Приятель ответил не сразу.
- Ко многому готовился... Как в школе воспитывали? Будете, дети, художниками, артистами, геологами, астрономами. О физическом труде никто из нас и не помышлял. Я в детстве рисовал неплохо, на гармошке играл. И вбил себе в голову: стану художником или музыкантом. А способностей не было. Хорошо хоть вовремя это понял, хватило ума на завод пойти. Там я себя и нашел.
Апушкин не оборвал Кристича, не отвернулся в сторону, как делал всегда, когда разговор заходил об общественном институте.
- У нас тоже такие, как ты, находились - в общественный институт не верили, - говорил Кристич. - И среди инженеров, и среди рабочих. Специалисты считали, что нельзя рабочим самостоятельные исследования доверять, а некоторые рабочие сами были невысокого мнения о себе: где уж нам уж! Толчок к тому, чтобы рабочих к исследованиям привлекать, один человек дал, Калабин. С него все и началось. Осваивали мы свою отечественную сажу - до тех пор на импортной работали.
- Сажа импортная? - удивился Апушкин. - Эту дрянь из-за границы ввозили?
Кристич улыбнулся чуть покровительственно.

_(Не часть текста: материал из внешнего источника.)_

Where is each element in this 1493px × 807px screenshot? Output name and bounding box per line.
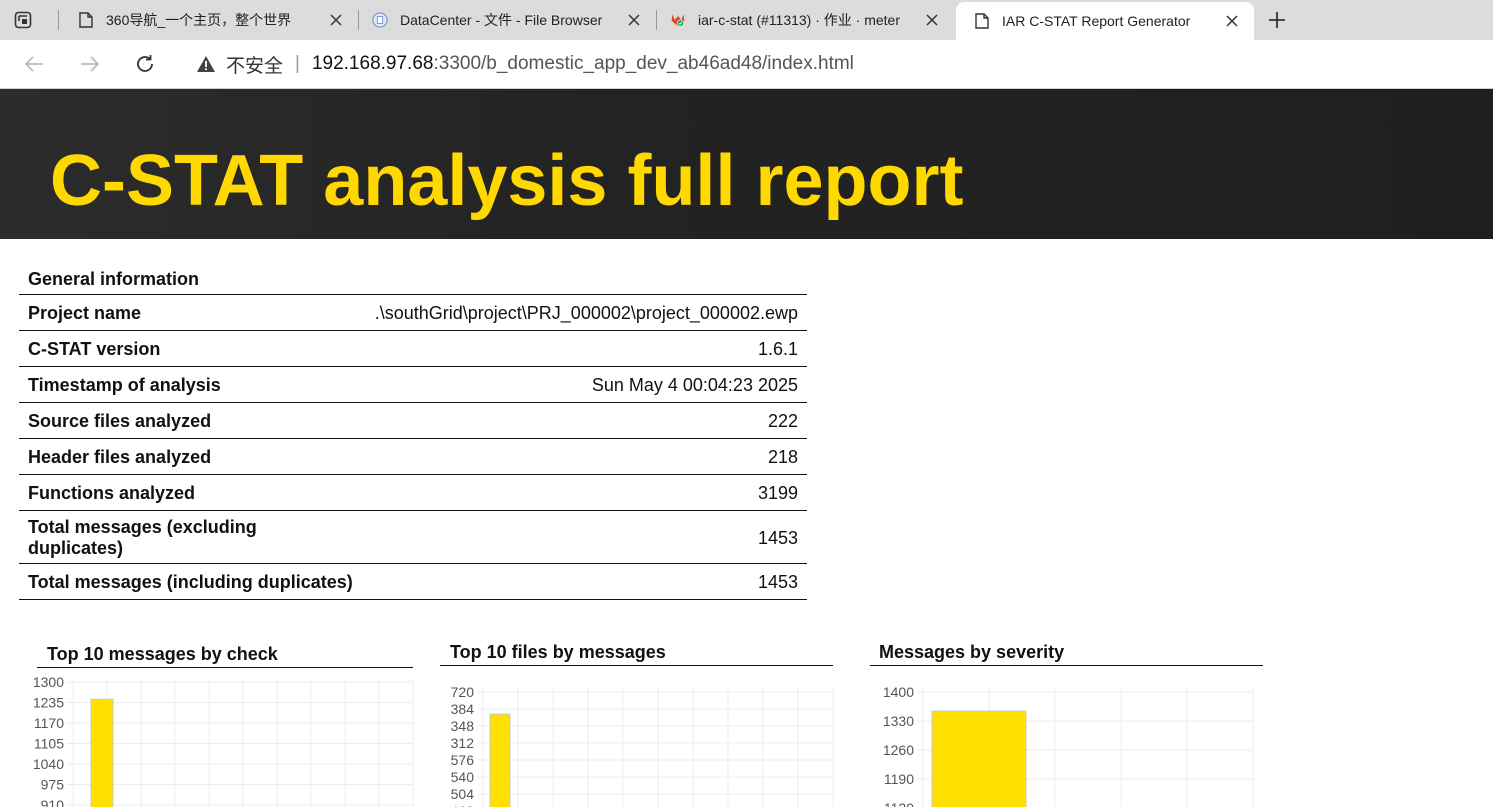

- Сажа - это не дрянь. От ее качества зависят свойства резины. Многие. А главное - износостойкость. Так вот, не пошла у нас новая сажа. Горит резина, пузырится, скорчивается. Так называемый "скорчинг" получается. Стоят станки, план заваливается. Катастрофа. Инженеры-исследователи то один режим предложат, то другой. Рабочие выполняют их указания, а что к чему - не понимают. Эта работа вслепую надоела Калабину, и он вскипел: "Вы хоть бы мне объяснили, чего хотите добиться. Я за этой машиной два десятка лет стою, резину чувствую и на ощупь, и по запаху, и по виду. Вы думаете, я всегда точно по вашей инструкции делаю? Сам корректирую процесс. Если буду знать, чего вы хотите, я помочь вам смогу". Один инженер от него отмахнулся, а другой прислушался. Проговорили они до позднего вечера. После этого Калабин внес много интересных предложений. Если бы не он, долго бы еще осваивали отечественную сажу.